No parecer, as organizações populares chamam atenção para a falta de diálogo sobre a construção do mercado de crédito de carbono, que denominam como “Sistema de Cotas e Comércio de Poluição no Brasil”. Considerando que uma medida como essa não deveria ser reduzida apenas aos especialistas da academia, da sociedade civil e da iniciativa privada. E reafirmam que o tema precisa ser discutido com os movimentos sociais do campo, das águas, florestas e cidades.
Falta participação social nas definições e também nas construções. É uma linguagem de uma perspectiva muito distante do que os territórios também têm construído no âmbito da conservação dos biomas, que não segue a lógica da financeirização da natureza”, assinala Bárbara Loureiro, coordenadora do Plano Nacional Plantar Árvores, Produzir Alimentos Saudáveis do MST.
Impactos do comércio de poluição
A coordenadora também cita que o projeto aprovado do mercado de créditos de carbono desvia as reais causas da crise ambiental.
“Primeiro, porque ele reduz todo o problema dos impactos da crise ambiental apenas à emissão de carbono na atmosfera. E esse sistema aprovado no Senado apenas regula uma prática poluente e predatória de um modelo de produção e consumo emissor de CO2. Ele não mexe em nenhuma estrutura fundamental de mudança de padrão de produção e consumo desse sistema hegemônico”, comenta Bárbara.
Segundo ela, há todo um contexto de disputa na sociedade sobre quais setores precisam ser incluídos ou não nessa regulação.
Então isso já demonstra a fragilidade desse PL aprovado, ao não incluir dentro de uma regulação o principal setor emissor de CO2, que é o agronegócio e sua prática predatória de ampliar o desmatamento e as queimadas”, salienta Loureiro.
Além disso, a coordenadora explica que há um contexto bastante importante, que se relaciona com a pauta da reforma agrária e dos assentamentos, mas também com os demais territórios indígenas, quilombolas e camponeses, em relação à situação fundiária.
“Nós já vivemos no Brasil um contexto histórico e muito vulnerável de acesso à terra e ao território, de reforma agrária, de demarcação e reconhecimento dos territórios.
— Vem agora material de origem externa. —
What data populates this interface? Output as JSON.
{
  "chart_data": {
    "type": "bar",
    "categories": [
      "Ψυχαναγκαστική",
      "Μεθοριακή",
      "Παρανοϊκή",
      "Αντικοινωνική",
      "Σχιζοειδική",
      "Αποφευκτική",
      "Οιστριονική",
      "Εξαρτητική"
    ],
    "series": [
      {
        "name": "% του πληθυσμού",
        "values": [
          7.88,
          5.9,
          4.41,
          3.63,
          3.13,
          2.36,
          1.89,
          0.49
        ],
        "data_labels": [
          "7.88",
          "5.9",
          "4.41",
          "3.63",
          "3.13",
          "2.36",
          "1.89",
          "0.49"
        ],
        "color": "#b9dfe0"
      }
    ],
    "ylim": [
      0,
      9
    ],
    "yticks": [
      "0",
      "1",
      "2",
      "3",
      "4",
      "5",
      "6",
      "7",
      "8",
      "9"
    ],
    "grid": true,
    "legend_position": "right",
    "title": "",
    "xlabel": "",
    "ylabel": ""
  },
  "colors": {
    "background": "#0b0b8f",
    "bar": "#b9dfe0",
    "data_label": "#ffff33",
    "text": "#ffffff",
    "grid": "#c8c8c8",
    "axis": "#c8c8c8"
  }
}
Então, o fato de a gente não ter a questão fundiária bem construída como um direito fundamental dos povos do campo, você permite também que esse mercado possa atuar em uma perspectiva de especulação imobiliária, de grilagem de terras, na lógica de transformar em a natureza em ativo financeiro, como o carbono que é capturado pelas florestas”, conta Bárbara.
Isso porque o carbono tem um lastro. Ele depende da terra e do território também para ser sequestrado e não pode ser reduzido às suas emissões.
“E essa terra e território, tem gente vivendo e habitando há muito tempo. Então, o projeto como um todo não está vinculado a um processo de proteção e ampliação dos direitos desses povos do campo, das águas e das florestas. Então há um impacto bastante importante, sobretudo com esse público”, expõe Loureiro.
Em concordância com essas preocupações, Tatiana Oliveira descreve a dimensão em que este problema pode chegar.
O risco de um projeto de lei como esse fragilizar ainda mais os direitos à terra e território no país, contribuindo para a concentração fundiária, grilagem de terras e expulsões é alvo de análise e denúncia não só no Brasil, mas em diversos países do Sul Global.”
Esse aspecto da discussão não tem tido a seriedade necessária pelos proponentes do projeto, incluindo o Executivo, que formou um grupo interministerial para debater a proposta.
“O projeto de lei não veda o acoplamento do mercado voluntário de carbono ao mercado regulado de carbono, que está sendo proposto agora pelo governo. Essa vinculação é preocupante porque impulsiona processos graves de violação de direitos já conhecidos cujas principais vítimas são povos indígenas, comunidades tradicionais e camponesas”, destaca Tatiana.